CVH recently implemented a MEDSEEK Web solution which facilitates various healthcare organizations to support vendor-neutral and enterprise-wide system interoperability. Due to the regional programs at CVH, it was critical that all departments were able to share data amongst its providers. The goal was to be able to provide the same information sharing capabilities among various healthcare facilities, nation-wide, as well as reduce redundancies like test duplications due to missing or unavailable information. After implementing the federated portal, CVH saw an immediate improvement in both patient flow and medical care throughout the hospital. Today, patient-data is immediately available from any computer with Internet access, whether the disparate data actually resides at the two sites (Etobicoke and Brampton) of William Osler Health Centre (www.williamoslerhc.on.ca) or at the three sites (Oakville, Milton, Georgetown) of Halton Healthcare (www.haltonhealthcare.com).
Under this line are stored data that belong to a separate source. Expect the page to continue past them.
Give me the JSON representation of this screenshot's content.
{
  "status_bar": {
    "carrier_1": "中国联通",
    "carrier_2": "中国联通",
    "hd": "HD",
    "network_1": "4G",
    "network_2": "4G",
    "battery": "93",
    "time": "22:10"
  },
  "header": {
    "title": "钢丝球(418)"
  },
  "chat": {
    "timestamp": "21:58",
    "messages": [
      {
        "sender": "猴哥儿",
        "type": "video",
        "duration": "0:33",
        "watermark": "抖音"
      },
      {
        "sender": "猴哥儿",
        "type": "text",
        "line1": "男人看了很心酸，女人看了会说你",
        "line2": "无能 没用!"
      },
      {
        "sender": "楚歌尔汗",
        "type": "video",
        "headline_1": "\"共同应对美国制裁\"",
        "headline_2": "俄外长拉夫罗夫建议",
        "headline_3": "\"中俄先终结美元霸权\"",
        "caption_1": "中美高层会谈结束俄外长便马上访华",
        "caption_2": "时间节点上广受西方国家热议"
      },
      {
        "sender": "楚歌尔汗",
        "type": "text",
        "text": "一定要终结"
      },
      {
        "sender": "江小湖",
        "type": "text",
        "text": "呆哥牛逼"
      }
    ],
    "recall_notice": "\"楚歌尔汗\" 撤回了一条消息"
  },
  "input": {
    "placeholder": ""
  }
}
The population served by these portals exceeds one million people residing in Mississauga, Brampton, Halton Hills, and Oakville.

Agfa Healthcare’s Clinical Dashboard™ (powered by MEDSEEK) is the only proven federated portal model in the country that addressed CVH’s unique pain points in an efficient and cost-effective manner. The portal met the organizations rigorous selection criteria by offering superior software and services, clinical integration experience, and the ability to expand to future enterprise eHealth solutions. The combination of ease of use, real-time data access and enhanced clinical functionality enhances patient care and clinical excellence, while extending a virtual EHR. In addition, the solution was implemented in only 90 days – at a fraction of the cost for a centralized portal solution – which was vital.

Jeff Lamb, Executive Vice President of Sales at MEDSEEK confirms those sentiments: Enhanced integration functionality throughout a medical enterprise yields immediate operational efficiencies including reduced paperwork, improved communications, better workflow management, and stronger relationships among clinicians, patients and the community. For CVH specifically, having connectivity to William Osler and Halton Healthcare facilities, the portal provides a virtual medical record of all patient data across multiple LHINs. This not only improves physician efficiencies but also contributes to enhanced patient safety and care.

The federated portal solution evolves Canada’s healthcare delivery toward a more open, standards-based, patient-centric model, at a fraction of the time and cost of the centralized portal approach. CVH expects this solution to significantly reduce surgical and medication errors while making lives easier for staff. Additionally, as CVH expands its portal solution to support PDAs, the portal will become even more valuable as patients will be able to ask their physician specific questions and have results available immediately. Ultimately, however, the biggest winner is the Canadian patient and taxpayer.

There’s no argument about the need for a better way to access information, reduce medical errors and increase the quality of patient care, and that technology plays a critical role in making this happen. However, using technology the way it’s always been used is not the best approach for the kind of radical change needed. Through examples like CVH, it’s clear that interconnectivity and information-sharing between hospitals, LHINs, and even across provinces is a reality, and can significantly benefit from a new, “federated” way of thinking.